Do you currently own a fractional share of an aircraft? If so, then a jet hedging program may be a great program for you. Read more to discover more about this program and how it can save you money.
What is Jet Hedging?
Jet hedging programs enhance private jet travel for fractional owners. Jet Hedging was developed by the founder of The Early Air Way. Alex Early developed the program when he discovered that many frequent private jet customers who are fractional owners did not know that they could benefit from on-demand private jet charter services.
There is not a fractional ownership program available that universally provides the best value for every flight that is taken. Customers of these programs lose money by using pre-paid hours for many of the trips that they fly. With jet hedging, the company passes along wholesale market inventory directly to consumers, instead of using a fixed-price system.

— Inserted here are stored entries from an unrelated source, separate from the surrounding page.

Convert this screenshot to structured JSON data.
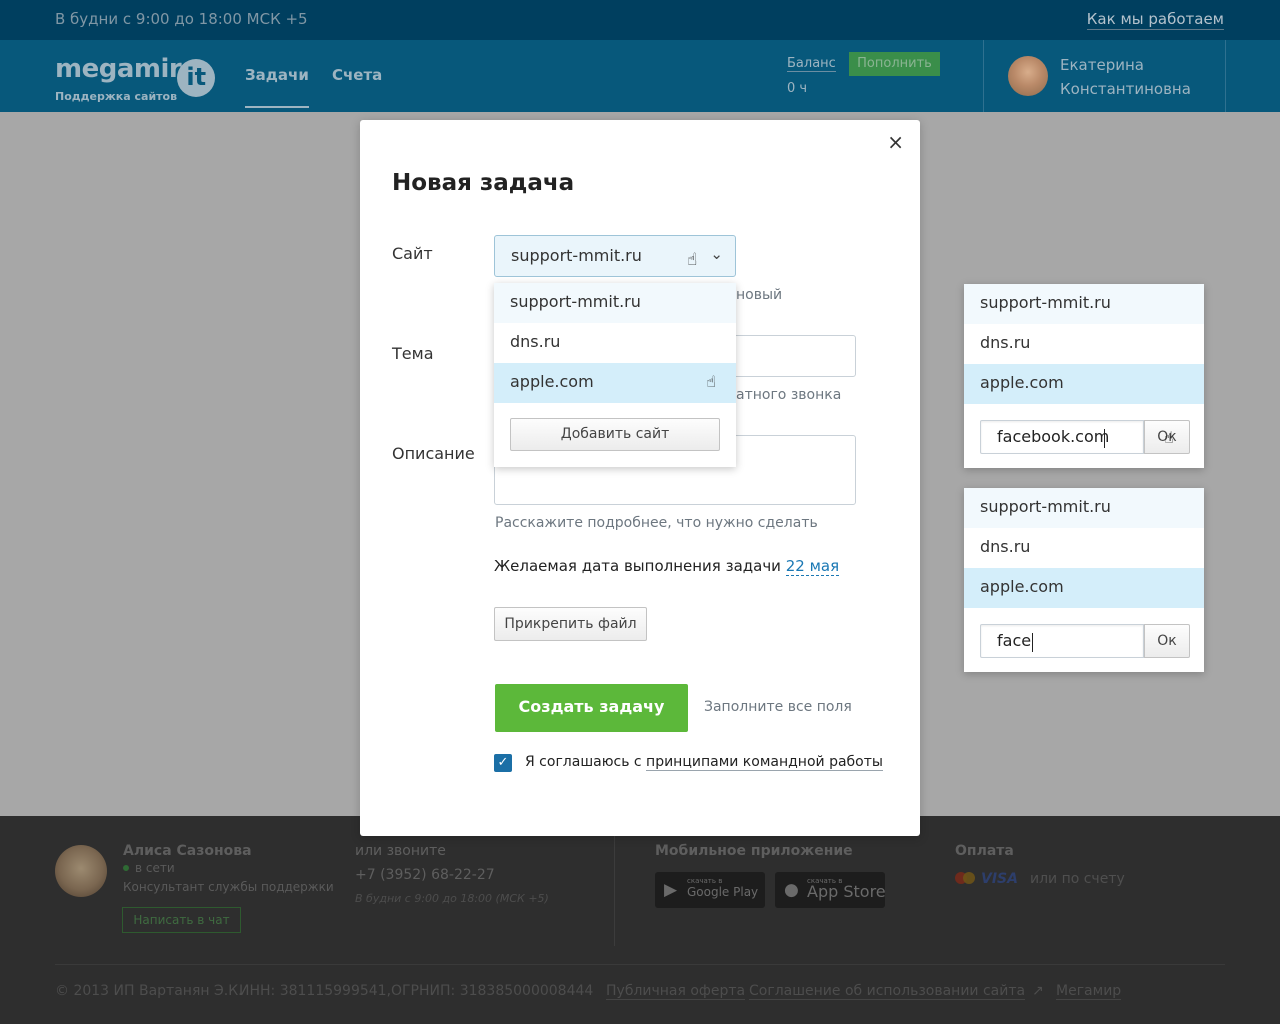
{
  "topbar": {
    "hours": "В будни с 9:00 до 18:00 МСК +5",
    "how_link": "Как мы работаем"
  },
  "header": {
    "logo_word": "megamir",
    "logo_it": "it",
    "logo_sub": "Поддержка сайтов",
    "tabs": [
      {
        "label": "Задачи",
        "active": true
      },
      {
        "label": "Счета",
        "active": false
      }
    ],
    "balance_label": "Баланс",
    "balance_value": "0 ч",
    "topup_label": "Пополнить",
    "user_first": "Екатерина",
    "user_last": "Константиновна"
  },
  "modal": {
    "close_glyph": "×",
    "title": "Новая задача",
    "site_label": "Сайт",
    "site_value": "support-mmit.ru",
    "site_helper_fragment": "новый",
    "topic_label": "Тема",
    "topic_helper_fragment": "атного звонка",
    "desc_label": "Описание",
    "desc_helper": "Расскажите подробнее, что нужно сделать",
    "date_prefix": "Желаемая дата выполнения задачи",
    "date_value": "22 мая",
    "attach_label": "Прикрепить файл",
    "create_label": "Создать задачу",
    "fill_all": "Заполните все поля",
    "agree_prefix": "Я соглашаюсь с",
    "agree_link": "принципами командной работы",
    "agree_checked": true
  },
  "dropdown": {
    "items": [
      "support-mmit.ru",
      "dns.ru",
      "apple.com"
    ],
    "add_label": "Добавить сайт",
    "hover_index": 2
  },
  "panel1": {
    "items": [
      "support-mmit.ru",
      "dns.ru",
      "apple.com"
    ],
    "input_value": "facebook.com",
    "ok_label": "Ок"
  },
  "panel2": {
    "items": [
      "support-mmit.ru",
      "dns.ru",
      "apple.com"
    ],
    "input_value": "face",
    "ok_label": "Ок"
  },
  "footer": {
    "agent_name": "Алиса Сазонова",
    "agent_status": "в сети",
    "agent_role": "Консультант службы поддержки",
    "chat_label": "Написать в чат",
    "call_title": "или звоните",
    "phone": "+7 (3952) 68-22-27",
    "call_hours": "В будни с 9:00 до 18:00 (МСК +5)",
    "mobile_title": "Мобильное приложение",
    "google_small": "скачать в",
    "google_big": "Google Play",
    "apple_small": "скачать в",
    "apple_big": "App Store",
    "payment_title": "Оплата",
    "visa": "VISA",
    "payment_invoice": "или по счету",
    "copyright": "© 2013 ИП Вартанян Э.К.",
    "inn": "ИНН: 381115999541,",
    "ogrnip": "ОГРНИП: 318385000008444",
    "offer": "Публичная оферта",
    "agreement": "Соглашение об использовании сайта",
    "megamir": "Мегамир"
  },
  "colors": {
    "header_bg": "#07587b",
    "topbar_bg": "#003f5f",
    "accent_green": "#5cb83a",
    "link_blue": "#1a78b4",
    "hover_blue": "#d4eefa"
  }
}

To determine if jet hedging can work for them, fractional owners submit their upcoming flight schedules to a private charter company for a free analysis. The customer is given a cost comparison for each flight on the cardholder or fractional share owner’s schedule. The price of making the trip on a plane from its wholesale-based variable program versus the cost to use its fixed price program is compared to determine which offers the better price.
In most cases or about 90 percent of the time, passengers are provided with a better price by using a private charter. Customers often save 50 percent or more on the same type of aircraft on many trips. They may even get more savings than that if they use an empty-leg flight.
Who Can Benefit from A Jet Hedging Program?
Jet hedging programs can benefit not only fractional owners but they can benefit subscribers of jet cards. Jet card owners can also submit their flight schedule for a comparison, and many times, jet hedging can save money on flights. Jet card customers are often amazed at how much they can save with Jet Hedging.